Eukaryoten vermehren sich durch Teilung die durch die Mechanismen der Meiose bzw. Mitose erfolgt (Storch u.a. 2001).

Diese frühen Organismen besaßen bereits alle Eigenschaften, um sie als lebend zu definieren - Sauerstofffreisetzende Photosynthese, Zelluläre Organisation, etc.

(Knoll 1982). Man nimmt an, dass eine Evolution von einfachen Zelltypen zu komplexeren Zelltypen sattfand (Storch u.a. 2001).

1.2 Die synthetische Theorie der Evolution

Die vielen Entdeckungen und Ideen aus verschiedenen Gebieten, wie z.B. der Paläontologie, Taxonomie, Biogeographie und Populationsgenetik vereinigen sich in der synthetischen Evolutionstheorie, die von dem Genetiker Theodosius Dobzhansky, dem Biologen Ernst Mayr, dem Paläontologen Georg Gaylord Simpson und dem Botaniker G. Ledyard Stebbins begründet wurde (Campbell 1997).

Die zentrale Erkenntnis der synthetischen Evolutionstheorie ist, dass die Evolution das zentrale Prinzip aller Lebensäußerungen ist, welche eine ständige Wechselbeziehung zwischen Individuen und Populationen darstellt (Storch u.a. 2001).

Dobzhansky konnte beweisen, dass es durch den Austausch von Genen im Genpool und den Veränderungen einer Population zu neuer biologischer Vielfalt und zur Artentstehung kommt (Mayr 2000).

Die Frage der Zufallsaspekte der Variationen beschäftigte immer wieder die Forscher. Heute geht man davon aus, dass die genetische Vielfalt das Ergebnis des Zufalls ist, an dessen Ausgangspunkt die natürliche Selektion ansetzen kann (Mayr 2000).

Auch die Ökologie ist ein bedeutender Teil der synthetischen Theorie.
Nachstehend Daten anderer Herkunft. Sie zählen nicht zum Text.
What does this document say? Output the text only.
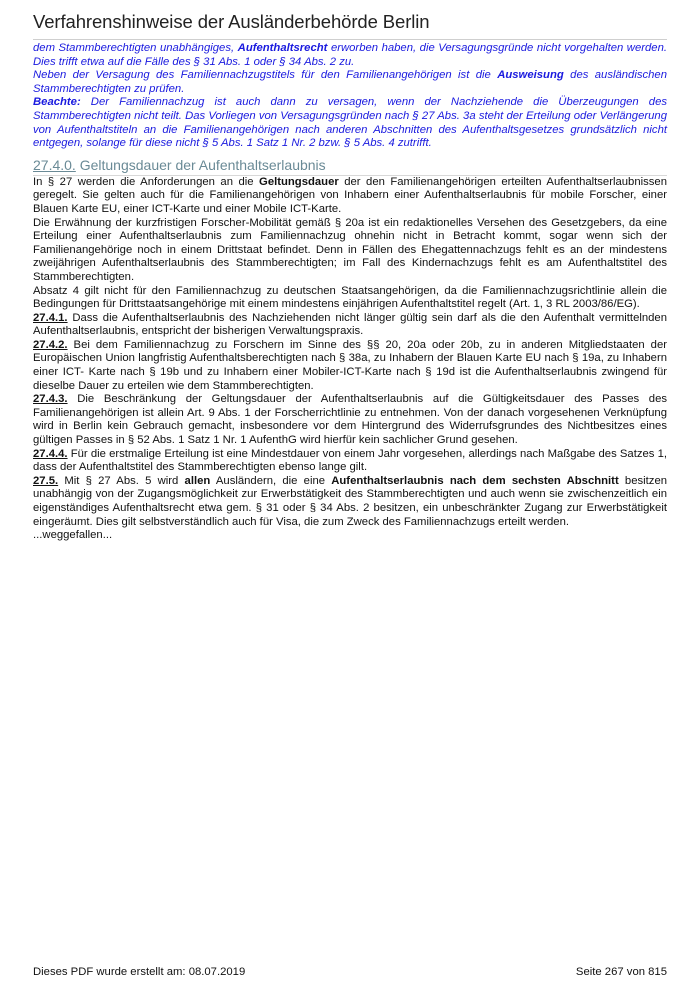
Verfahrenshinweise der Ausländerbehörde Berlin

dem Stammberechtigten unabhängiges, Aufenthaltsrecht erworben haben, die Versagungsgründe nicht vorgehalten werden. Dies trifft etwa auf die Fälle des § 31 Abs. 1 oder § 34 Abs. 2 zu.

Neben der Versagung des Familiennachzugstitels für den Familienangehörigen ist die Ausweisung des ausländischen Stammberechtigten zu prüfen.

Beachte: Der Familiennachzug ist auch dann zu versagen, wenn der Nachziehende die Überzeugungen des Stammberechtigten nicht teilt. Das Vorliegen von Versagungsgründen nach § 27 Abs. 3a steht der Erteilung oder Verlängerung von Aufenthaltstiteln an die Familienangehörigen nach anderen Abschnitten des Aufenthaltsgesetzes grundsätzlich nicht entgegen, solange für diese nicht § 5 Abs. 1 Satz 1 Nr. 2 bzw. § 5 Abs. 4 zutrifft.

27.4.0. Geltungsdauer der Aufenthaltserlaubnis

In § 27 werden die Anforderungen an die Geltungsdauer der den Familienangehörigen erteilten Aufenthaltserlaubnissen geregelt. Sie gelten auch für die Familienangehörigen von Inhabern einer Aufenthaltserlaubnis für mobile Forscher, einer Blauen Karte EU, einer ICT-Karte und einer Mobile ICT-Karte.

Die Erwähnung der kurzfristigen Forscher-Mobilität gemäß § 20a ist ein redaktionelles Versehen des Gesetzgebers, da eine Erteilung einer Aufenthaltserlaubnis zum Familiennachzug ohnehin nicht in Betracht kommt, sogar wenn sich der Familienangehörige noch in einem Drittstaat befindet. Denn in Fällen des Ehegattennachzugs fehlt es an der mindestens zweijährigen Aufenthaltserlaubnis des Stammberechtigten; im Fall des Kindernachzugs fehlt es am Aufenthaltstitel des Stammberechtigten.

Absatz 4 gilt nicht für den Familiennachzug zu deutschen Staatsangehörigen, da die Familiennachzugsrichtlinie allein die Bedingungen für Drittstaatsangehörige mit einem mindestens einjährigen Aufenthaltstitel regelt (Art. 1, 3 RL 2003/86/EG).

27.4.1. Dass die Aufenthaltserlaubnis des Nachziehenden nicht länger gültig sein darf als die den Aufenthalt vermittelnden Aufenthaltserlaubnis, entspricht der bisherigen Verwaltungspraxis.

27.4.2. Bei dem Familiennachzug zu Forschern im Sinne des §§ 20, 20a oder 20b, zu in anderen Mitgliedstaaten der Europäischen Union langfristig Aufenthaltsberechtigten nach § 38a, zu Inhabern der Blauen Karte EU nach § 19a, zu Inhabern einer ICT- Karte nach § 19b und zu Inhabern einer Mobiler-ICT-Karte nach § 19d ist die Aufenthaltserlaubnis zwingend für dieselbe Dauer zu erteilen wie dem Stammberechtigten.

27.4.3. Die Beschränkung der Geltungsdauer der Aufenthaltserlaubnis auf die Gültigkeitsdauer des Passes des Familienangehörigen ist allein Art. 9 Abs. 1 der Forscherrichtlinie zu entnehmen. Von der danach vorgesehenen Verknüpfung wird in Berlin kein Gebrauch gemacht, insbesondere vor dem Hintergrund des Widerrufsgrundes des Nichtbesitzes eines gültigen Passes in § 52 Abs. 1 Satz 1 Nr. 1 AufenthG wird hierfür kein sachlicher Grund gesehen.

27.4.4. Für die erstmalige Erteilung ist eine Mindestdauer von einem Jahr vorgesehen, allerdings nach Maßgabe des Satzes 1, dass der Aufenthaltstitel des Stammberechtigten ebenso lange gilt.

27.5. Mit § 27 Abs. 5 wird allen Ausländern, die eine Aufenthaltserlaubnis nach dem sechsten Abschnitt besitzen unabhängig von der Zugangsmöglichkeit zur Erwerbstätigkeit des Stammberechtigten und auch wenn sie zwischenzeitlich ein eigenständiges Aufenthaltsrecht etwa gem. § 31 oder § 34 Abs. 2 besitzen, ein unbeschränkter Zugang zur Erwerbstätigkeit eingeräumt. Dies gilt selbstverständlich auch für Visa, die zum Zweck des Familiennachzugs erteilt werden.

...weggefallen...

Dieses PDF wurde erstellt am: 08.07.2019	Seite 267 von 815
Sie richtet den Blick auf Nischen, Konkurrenz, Populationsdichte, Fortpflanzungsstrategien, Räuber- Beute- Beziehungen, Nahrungskette und Co- Evolution (wechselseitige Beeinflussung von z.B. giftigen Pflanzen und Anpassungen auf der Seite der Insekten (Storch u.a. 2001)).

1.2.1 Die synthetische Theorie und ihre Evolutionsfaktoren
1.2.2 Mutation

Spontane Mutationen sind ein wichtiger Faktor der Evolution, denn sie führen zu genetischen Variationen, die für eine bessere Adaptation an die lokalen Umweltbedingungen von großer Bedeutung sind.

Genmutationen sind zufallsbedingte Veränderungen der DNA- Sequenz eines Gens bei einem Individuum. Bei gewöhnlichen Mutationen geht man von einer Fehlerfolge bei der DNA- Replikation aus (Mayr 2000).

Im Falle der melanistischen Morphe der Birkenspanner - diese produzieren eine erhöhte Menge des Farbstoffes Melanin - handelt es sich um eine Genmutation; ein Gen wurde verändert (Hafner, Hoff 1997).

Außerdem können Mutationen durch äußere Einflüsse ausgelöst werden, durch z.B. Chemikalien oder Strahlung (Storch u.a. 2001)

Punktmutationen treten meist spontan auf. Sie verändern das Genom im Laufe der Zeit in kleinen Schritten. Durch die Verdoppelung von DNA- Abschnitten oder ganzen Genomen und weiteren Vorgängen, werden Genome umorganisiert oder vergrößert (Storch u.a. 2001).

Bei der Chromosomenmutation, können ganze Sequenzabschnitte fehlen, eingefügt, verdoppelt oder umgedreht werden.

Es ist jedoch weder vorhersehbar, welche Erbanlagen durch die Mutation verändert werden noch wie das Erbgut verändert wird. Meistens sind Mutationen neutral oder negativ und führen nur in sehr seltenen Fällen zu einer verbesserten Anpassung und damit verbundenem Fortpflanzungserfolg der Nachkommen. Berücksichtigt man jedoch die langen Zeitspannen sind Mutationen von großer Bedeutung für die Evolution, da sie für die genetische Variabilität verantwortlich sind, an die die natürliche Selektion ansetzt (Campbell 1997).

1.2.3 Selektion

Charles Darwin war einer der Ersten, der erkannte, dass die Evolution nur mit dem Mechanismus der natürlichen Selektion stattfinden kann.

Natürliche Selektion verläuft auf der Basis der genetischen Variation.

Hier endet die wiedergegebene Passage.